Pour continuer, Maurice Duplessis, premier ministre du Québec à l’époque, s’est rangé du côté de la direction et a rendu les mouvements de grève illégaux (Marsh, 2019). Après une série d’événements violents, peu de choses ont changé pour les travailleurs. De nouveaux travailleurs ont été embauchés pour remplacer ceux en grève et leurs revendications n’ont pas été étendues (Marsh, 2019). Cependant, cette manifestation a contribué à d’importants changements politiques au Québec. La grève a amené les universitaires à remettre en question le gouvernement de Duplessis (Kucharsky & David, 2019).
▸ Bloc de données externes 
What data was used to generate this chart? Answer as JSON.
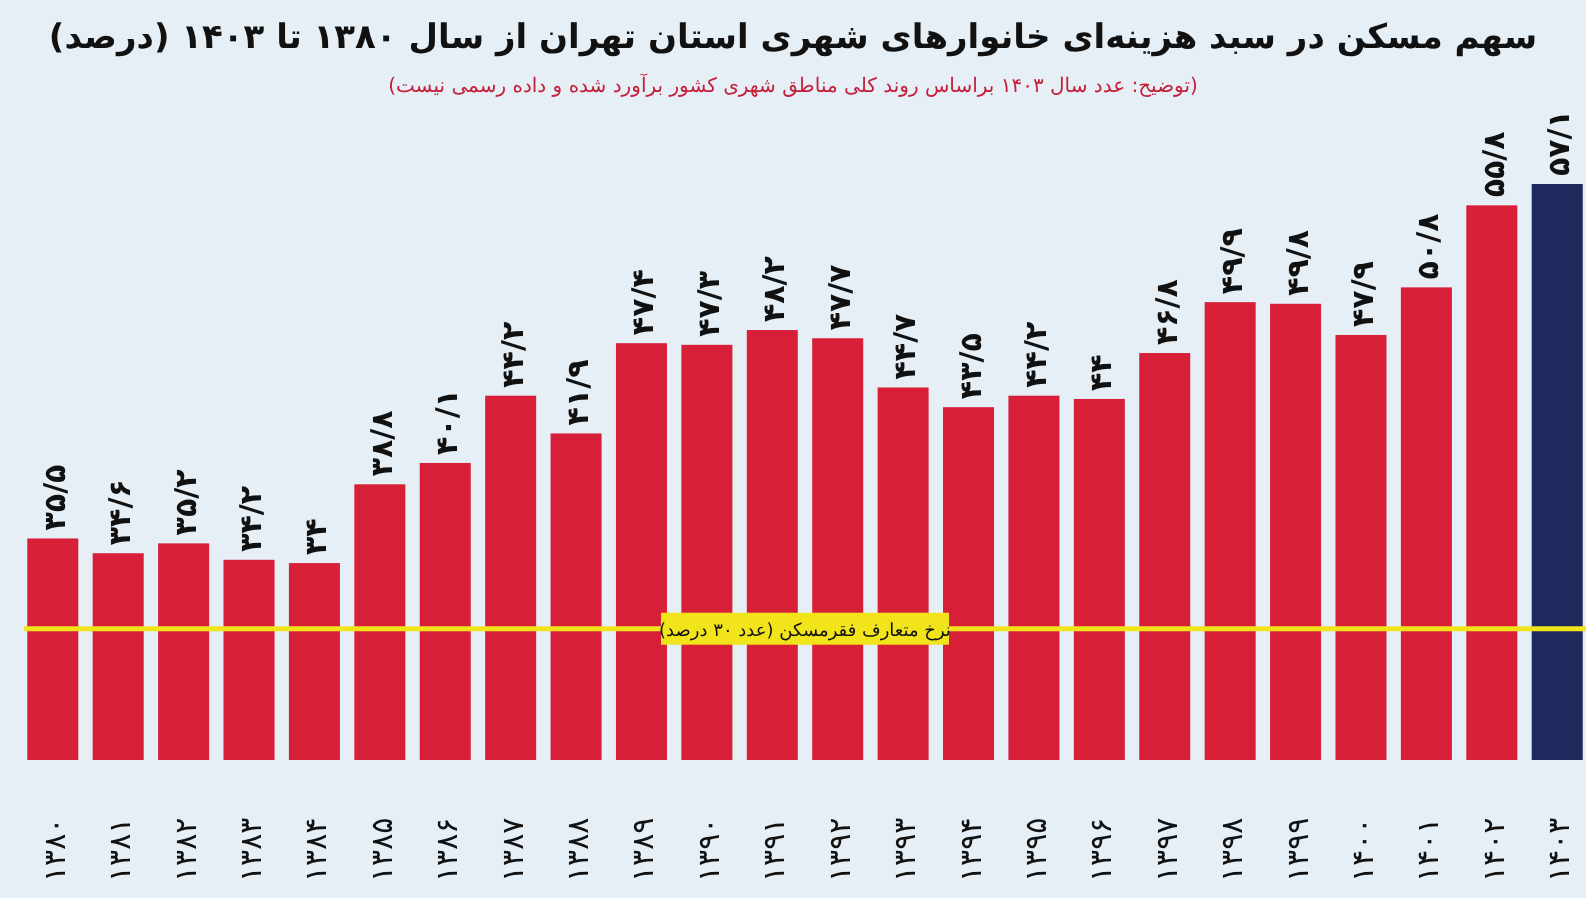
{
  "chart_data": {
    "type": "bar",
    "title": "سهم مسکن در سبد هزینه‌ای خانوارهای شهری استان تهران از سال ۱۳۸۰ تا ۱۴۰۳ (درصد)",
    "subtitle": "(توضیح: عدد سال ۱۴۰۳ براساس روند کلی مناطق شهری کشور برآورد شده و داده رسمی نیست)",
    "categories": [
      "۱۳۸۰",
      "۱۳۸۱",
      "۱۳۸۲",
      "۱۳۸۳",
      "۱۳۸۴",
      "۱۳۸۵",
      "۱۳۸۶",
      "۱۳۸۷",
      "۱۳۸۸",
      "۱۳۸۹",
      "۱۳۹۰",
      "۱۳۹۱",
      "۱۳۹۲",
      "۱۳۹۳",
      "۱۳۹۴",
      "۱۳۹۵",
      "۱۳۹۶",
      "۱۳۹۷",
      "۱۳۹۸",
      "۱۳۹۹",
      "۱۴۰۰",
      "۱۴۰۱",
      "۱۴۰۲",
      "۱۴۰۳"
    ],
    "values": [
      35.5,
      34.6,
      35.2,
      34.2,
      34,
      38.8,
      40.1,
      44.2,
      41.9,
      47.4,
      47.3,
      48.2,
      47.7,
      44.7,
      43.5,
      44.2,
      44,
      46.8,
      49.9,
      49.8,
      47.9,
      50.8,
      55.8,
      57.1
    ],
    "value_labels": [
      "۳۵/۵",
      "۳۴/۶",
      "۳۵/۲",
      "۳۴/۲",
      "۳۴",
      "۳۸/۸",
      "۴۰/۱",
      "۴۴/۲",
      "۴۱/۹",
      "۴۷/۴",
      "۴۷/۳",
      "۴۸/۲",
      "۴۷/۷",
      "۴۴/۷",
      "۴۳/۵",
      "۴۴/۲",
      "۴۴",
      "۴۶/۸",
      "۴۹/۹",
      "۴۹/۸",
      "۴۷/۹",
      "۵۰/۸",
      "۵۵/۸",
      "۵۷/۱"
    ],
    "colors": [
      "#d81f38",
      "#d81f38",
      "#d81f38",
      "#d81f38",
      "#d81f38",
      "#d81f38",
      "#d81f38",
      "#d81f38",
      "#d81f38",
      "#d81f38",
      "#d81f38",
      "#d81f38",
      "#d81f38",
      "#d81f38",
      "#d81f38",
      "#d81f38",
      "#d81f38",
      "#d81f38",
      "#d81f38",
      "#d81f38",
      "#d81f38",
      "#d81f38",
      "#d81f38",
      "#1e2a5e"
    ],
    "ylim": [
      22,
      57.1
    ],
    "tick_labels": "x",
    "ref_lines": [
      {
        "axis": "y",
        "value": 30,
        "label": "نرخ متعارف فقرمسکن (عدد ۳۰ درصد)",
        "color": "#f2e41a"
      }
    ]
  }
}
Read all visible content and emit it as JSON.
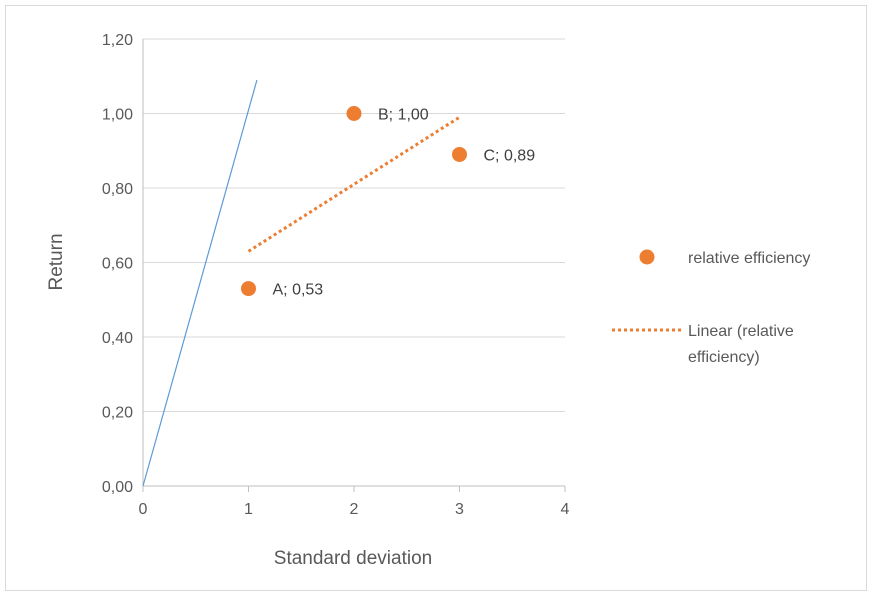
{
  "chart_data": {
    "type": "scatter",
    "xlabel": "Standard deviation",
    "ylabel": "Return",
    "xlim": [
      0,
      4
    ],
    "ylim": [
      0,
      1.2
    ],
    "x_ticks": [
      "0",
      "1",
      "2",
      "3",
      "4"
    ],
    "y_ticks": [
      "0,00",
      "0,20",
      "0,40",
      "0,60",
      "0,80",
      "1,00",
      "1,20"
    ],
    "grid": "horizontal",
    "legend_position": "right",
    "series": [
      {
        "name": "relative efficiency",
        "color": "#ed7d31",
        "points": [
          {
            "x": 1,
            "y": 0.53,
            "label": "A; 0,53"
          },
          {
            "x": 2,
            "y": 1.0,
            "label": "B; 1,00"
          },
          {
            "x": 3,
            "y": 0.89,
            "label": "C; 0,89"
          }
        ]
      }
    ],
    "trendline": {
      "name": "Linear (relative efficiency)",
      "name_lines": [
        "Linear (relative",
        "efficiency)"
      ],
      "color": "#ed7d31",
      "style": "dotted",
      "from": {
        "x": 1,
        "y": 0.63
      },
      "to": {
        "x": 3,
        "y": 0.99
      }
    },
    "reference_line": {
      "color": "#5b9bd5",
      "from": {
        "x": 0,
        "y": 0
      },
      "to": {
        "x": 1.08,
        "y": 1.09
      }
    }
  }
}
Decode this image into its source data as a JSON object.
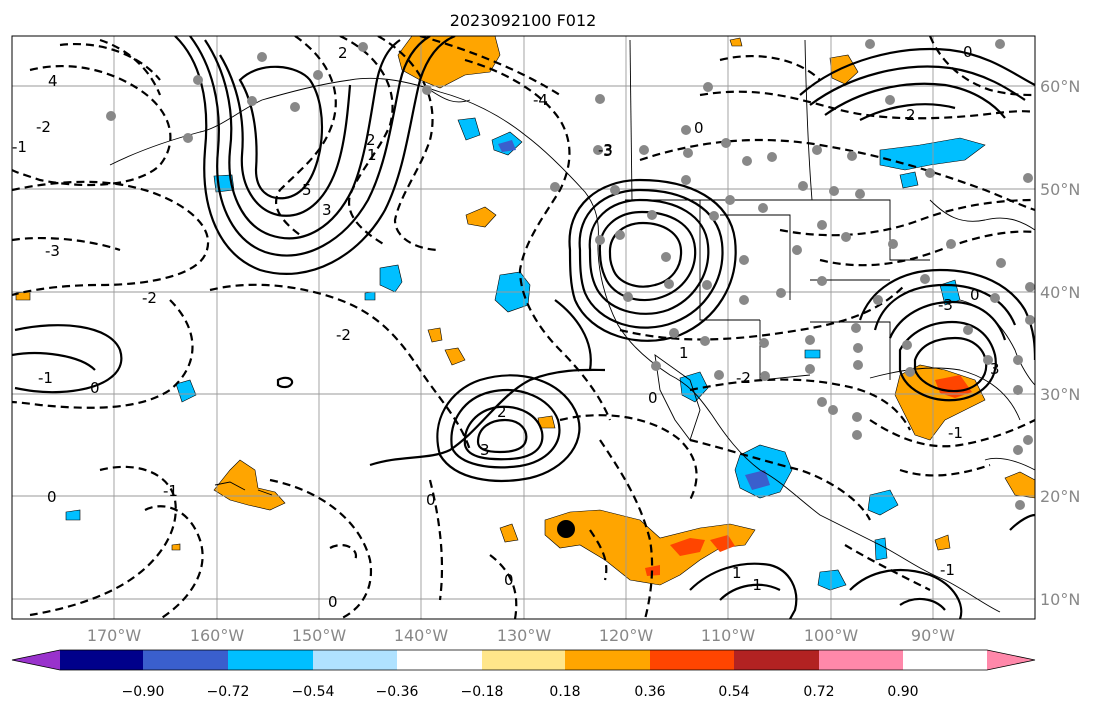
{
  "title": "2023092100 F012",
  "lon_labels": [
    "170°W",
    "160°W",
    "150°W",
    "140°W",
    "130°W",
    "120°W",
    "110°W",
    "100°W",
    "90°W"
  ],
  "lat_labels": [
    "60°N",
    "50°N",
    "40°N",
    "30°N",
    "20°N",
    "10°N"
  ],
  "colorbar": {
    "colors": [
      "#9932cc",
      "#00008b",
      "#3a5fcd",
      "#00bfff",
      "#b0e2ff",
      "#ffffff",
      "#ffe68a",
      "#ffa500",
      "#ff4500",
      "#b22222",
      "#ff88aa"
    ],
    "tick_labels": [
      "−0.90",
      "−0.72",
      "−0.54",
      "−0.36",
      "−0.18",
      "0.18",
      "0.36",
      "0.54",
      "0.72",
      "0.90"
    ]
  },
  "contour_labels": [
    "2",
    "-3",
    "4",
    "-4",
    "-2",
    "1",
    "5",
    "3",
    "-3",
    "0",
    "3",
    "-3",
    "2",
    "0",
    "-1",
    "0",
    "-1",
    "1",
    "0",
    "-2",
    "3",
    "-2",
    "2",
    "3",
    "0",
    "-1",
    "0",
    "-1",
    "1",
    "0",
    "-1",
    "2",
    "0",
    "-1",
    "-2",
    "0"
  ]
}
Ces remises en question entraîneront des changements politiques et culturels importants au Québec et seront une inspiration pour la Révolution tranquille de la décennie suivante (Marsh, 2019). Trudeau a mentionné que cette grève était « un tournant dans toute l’histoire religieuse, politique, sociale et économique… du Québec » (Kucharsky et David, 2019 para. 14). Par conséquent, bien que le mouvement social n’ait pas contribué à améliorer immédiatement les conditions de travail des mineurs, la grève a inspiré de grands changements.
Comme mentionné ci-dessus, la grève d’Asbestos et de Thetford Mines a marqué le début d’un mouvement politique qui a conduit à la Révolution tranquille. Cette révolution a apporté des changements aux inégalités observées auparavant. Les francophones ont désormais de meilleures opportunités d’éducation et d’emploi (Durocher, 2015), donc du capital humain. Ils peuvent avoir des opportunités similaires à leurs homologues anglais en matière d’éducation et de postes de direction (Durocher, 2015). Par conséquent, la grève d’Asbestos et de Thetford Mines a contribué à la diminution des conflits de classes entre les Français et les Anglais, ce qui a amélioré les conditions de travail, puisque les Français n’étaient plus discriminés sur leur lieu de travail. Cette grève a également permis une sensibilisation aux dangers de l’amiante pour la santé. L’industrie a continué à se dissocier de cette question ; cependant, dans les années 1970 à 1980, des actions ont été entreprises et les conditions de travail ont été améliorées (Van Horssen, 2012). Les sociétés minières, plus tard, étaient parmi celles offrant les emplois les mieux rémunérés au Canada (Rastello et Pearson, 2018). Par conséquent, cette grève a permis des mouvements qui ont conduit à de meilleures conditions de travail pour les travailleurs francophones.
Références
Durocher, R. (2015 March 4). Quiet Revolution. The Canadian Encyclopedia.